A digital photograph of a person with light skin, dark wavy hair styled in an updo, and bangs. They are wearing bold red-framed glasses, red lipstick, and a dark collared shirt. They have a warm, friendly expression with a slight smile and are resting their face on their hand. A black woven bracelet is visible on their wrist. The background features bookshelves filled with books and papers, suggesting an office or study setting. The lighting is soft and natural.

Moderator: Lucy Costa, Empowerment Council

Lucy Costa recently completed her LL.M. at Osgoode Hall Law School. She is the Deputy Executive Director at the Empowerment Council, a rights-based organization in Toronto, Canada, advocating on behalf of mental health service users and survivors. Her work in human rights, Mad Studies, and research includes grassroots projects and mainstream initiatives at both local and provincial levels. She is the co-editor of Madness, Violence, and Power: A Critical Collection (University of Toronto Press) and a special edition of the Journal of Ethics and Mental Health (2019), contributing to critical conversations on inclusion, power, and advocacy.

A digital flyer for the book launch of Mad Studies: The Basics by Merrick Daniel Pilling features a light blue background with a wave pattern. The event is on Monday, June 16, 2025, from 3:00 PM to 4:30 PM EST as a virtual webinar, with registration via a QR code.
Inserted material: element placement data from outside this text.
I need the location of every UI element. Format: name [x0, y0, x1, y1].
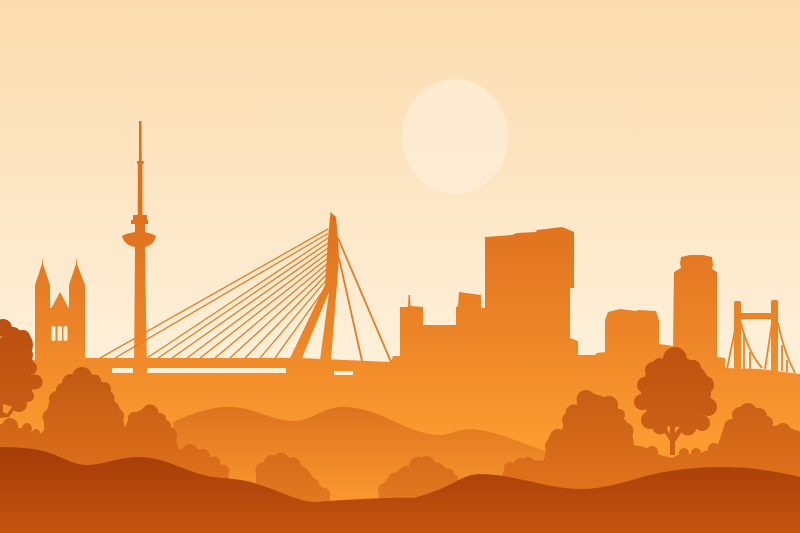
church windows — [52, 326, 68, 341]
cable-stayed bridge pylon — [290, 212, 339, 360]
small suspension bridge — [727, 300, 795, 373]
bush behind front hill, centre right — [378, 456, 458, 505]
left bushes — [0, 367, 230, 520]
city skyline — [0, 121, 800, 533]
sun — [402, 79, 508, 194]
middle hills — [173, 407, 560, 520]
small central bush — [256, 453, 330, 510]
right tree — [634, 347, 717, 455]
front hill — [0, 447, 800, 533]
left tree — [0, 319, 42, 418]
ground and building silhouettes — [0, 227, 800, 533]
deck openings — [112, 368, 133, 373]
bridge stay cables — [100, 229, 391, 362]
right bushes — [500, 390, 800, 510]
observation tower — [122, 121, 156, 375]
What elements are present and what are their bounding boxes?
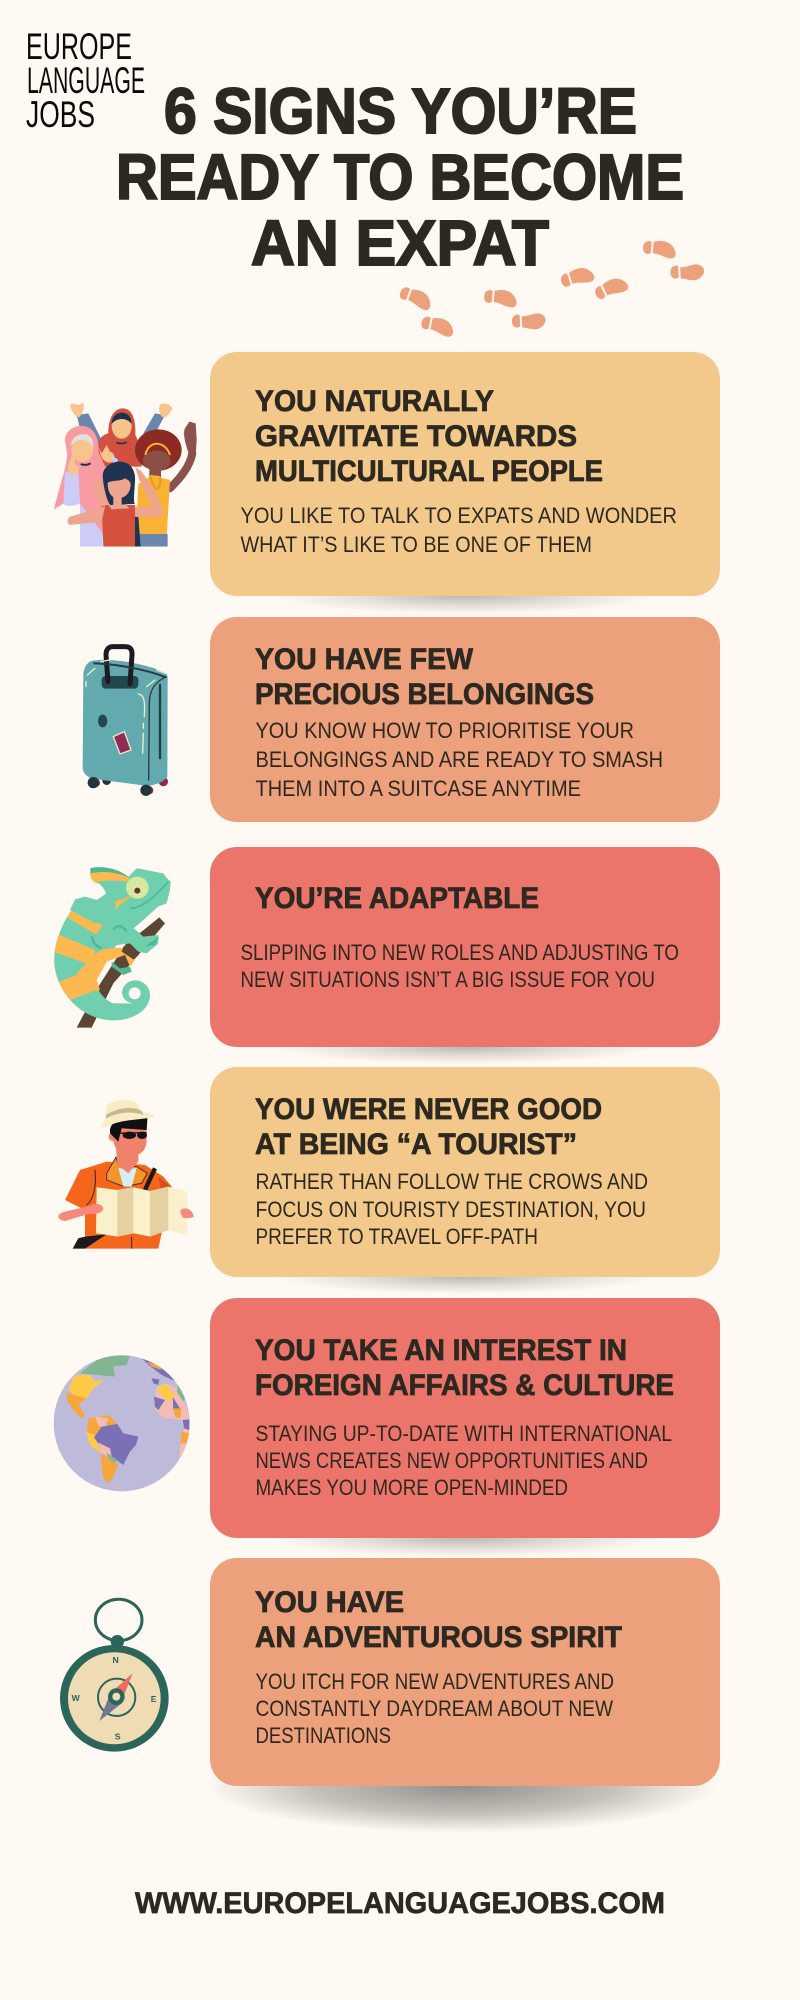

Panelists include Idil Abdillahi, Jersey Cosantino, Nadena Doharty, and Savitri Persaud, moderated by Lucy Costa. ASL interpretation and live captions are available, with access requests directed to disability.publics@torontomu.ca. The flyer includes logos for Toronto Metropolitan University, Disability Publics Lab, York University Mad Studies Hub, and Creative Commons, alongside an image of the book cover featuring a cosmic background with the title inside a white circle.